The Supreme Court could act in a matter of days on the requests, though the justices aren’t bound by any deadline.

The high court let the law take effect on Sept. 1, largely shutting down the procedure in the second-most populous U.S. state. The majority said in that 5-4 decision that the clinics and doctors “raised serious questions regarding the constitutionality” of the measure but hadn’t overcome procedural obstacles stemming from the enforcement mechanism.

Court Power

The Texas law, known as Senate Bill 8, bars abortion after fetal cardiac activity can be detected and puts infringing clinics at risk of being shut down. The measure lets private parties sue a clinic or anyone who helps a woman get an abortion -- and collect a minimum of $10,000 in damages per procedure -- but doesn’t authorize government officials to sue alleged violators.

The provision left it unclear how, if at all, a court could stop the law. Normally, judges faced with an unconstitutional law can issue an order directed at the government officials who have enforcement powers.

In its Sept. 1 decision, the Supreme Court said that “federal courts enjoy the power to enjoin individuals tasked with enforcing laws, not the laws themselves.”

The Justice Department says it doesn’t face the same obstacles the providers did, in part because the federal government can sue Texas directly without infringing on the state’s sovereign immunity.
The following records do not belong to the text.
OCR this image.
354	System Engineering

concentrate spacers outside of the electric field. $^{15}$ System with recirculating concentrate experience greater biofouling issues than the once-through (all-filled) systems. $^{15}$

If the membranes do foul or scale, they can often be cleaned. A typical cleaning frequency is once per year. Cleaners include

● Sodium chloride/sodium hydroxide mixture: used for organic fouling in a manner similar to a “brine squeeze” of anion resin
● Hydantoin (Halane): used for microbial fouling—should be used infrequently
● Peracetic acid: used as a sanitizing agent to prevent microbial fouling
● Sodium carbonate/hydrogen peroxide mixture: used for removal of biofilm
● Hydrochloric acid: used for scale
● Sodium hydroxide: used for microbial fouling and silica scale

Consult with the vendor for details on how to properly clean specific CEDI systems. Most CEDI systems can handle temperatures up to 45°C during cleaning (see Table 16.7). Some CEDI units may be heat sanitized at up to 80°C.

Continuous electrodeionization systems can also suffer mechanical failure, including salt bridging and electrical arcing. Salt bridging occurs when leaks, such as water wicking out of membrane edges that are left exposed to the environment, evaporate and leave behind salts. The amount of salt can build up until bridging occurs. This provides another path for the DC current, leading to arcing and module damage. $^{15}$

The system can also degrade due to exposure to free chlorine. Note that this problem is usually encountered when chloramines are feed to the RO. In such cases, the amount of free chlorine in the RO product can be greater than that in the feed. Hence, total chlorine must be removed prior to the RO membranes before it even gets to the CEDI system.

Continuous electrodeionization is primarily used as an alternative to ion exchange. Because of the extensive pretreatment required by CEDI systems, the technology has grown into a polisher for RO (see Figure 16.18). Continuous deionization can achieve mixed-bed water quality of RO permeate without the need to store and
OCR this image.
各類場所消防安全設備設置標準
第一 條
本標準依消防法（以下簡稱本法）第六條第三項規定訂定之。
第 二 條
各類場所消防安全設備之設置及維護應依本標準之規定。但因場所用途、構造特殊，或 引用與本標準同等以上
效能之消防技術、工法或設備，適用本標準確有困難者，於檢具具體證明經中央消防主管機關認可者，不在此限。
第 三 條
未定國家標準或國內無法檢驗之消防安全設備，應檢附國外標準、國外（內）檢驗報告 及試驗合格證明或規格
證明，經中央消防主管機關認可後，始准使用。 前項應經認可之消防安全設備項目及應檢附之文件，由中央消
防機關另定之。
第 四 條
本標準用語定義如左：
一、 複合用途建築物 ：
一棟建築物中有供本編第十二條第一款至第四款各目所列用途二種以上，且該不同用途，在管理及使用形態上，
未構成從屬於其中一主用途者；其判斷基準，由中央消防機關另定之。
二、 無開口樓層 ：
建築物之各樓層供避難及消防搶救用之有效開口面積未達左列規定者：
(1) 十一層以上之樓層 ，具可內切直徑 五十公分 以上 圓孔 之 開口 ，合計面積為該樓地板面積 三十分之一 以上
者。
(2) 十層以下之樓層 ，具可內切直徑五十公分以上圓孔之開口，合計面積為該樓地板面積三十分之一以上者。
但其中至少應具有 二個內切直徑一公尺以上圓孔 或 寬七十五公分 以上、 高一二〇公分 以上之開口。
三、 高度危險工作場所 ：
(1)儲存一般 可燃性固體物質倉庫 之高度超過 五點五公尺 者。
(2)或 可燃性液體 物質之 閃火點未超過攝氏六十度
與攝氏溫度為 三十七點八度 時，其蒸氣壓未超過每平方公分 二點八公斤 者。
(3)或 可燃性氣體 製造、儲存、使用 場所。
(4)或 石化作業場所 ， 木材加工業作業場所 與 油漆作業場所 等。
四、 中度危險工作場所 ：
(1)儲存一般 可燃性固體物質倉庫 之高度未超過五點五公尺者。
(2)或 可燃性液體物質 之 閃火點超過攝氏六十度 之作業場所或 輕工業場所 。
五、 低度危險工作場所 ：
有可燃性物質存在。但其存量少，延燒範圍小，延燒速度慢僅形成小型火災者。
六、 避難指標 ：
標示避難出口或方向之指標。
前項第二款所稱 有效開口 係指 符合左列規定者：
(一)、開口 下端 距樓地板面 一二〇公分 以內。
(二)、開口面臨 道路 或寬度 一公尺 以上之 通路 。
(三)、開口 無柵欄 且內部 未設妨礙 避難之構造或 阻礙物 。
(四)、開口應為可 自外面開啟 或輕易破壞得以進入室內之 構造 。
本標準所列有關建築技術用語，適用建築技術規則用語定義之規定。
The providers tried to sidestep sovereign immunity by suing the judges and clerks who would handle any private enforcement suits.

Paxton said Thursday that the Justice Department “can point to no doctrine that allows a federal district court to enjoin the entire Texas judicial system and millions of individuals who were not parties.”

The department says it has the right to vindicate the supremacy of federal law, including the Constitution.

“The fundamental question presented in this case is whether states may nullify disfavored constitutional rights by purporting to disclaim their own enforcement authority and delegating enforcement of unconstitutional laws to private bounty hunters,” acting Solicitor General Brian Fletcher argued in papers filed Monday.

The Justice Department case is U.S. v. Texas, 21A85. The provider case is Whole Woman’s Health v. Jackson, 21-463.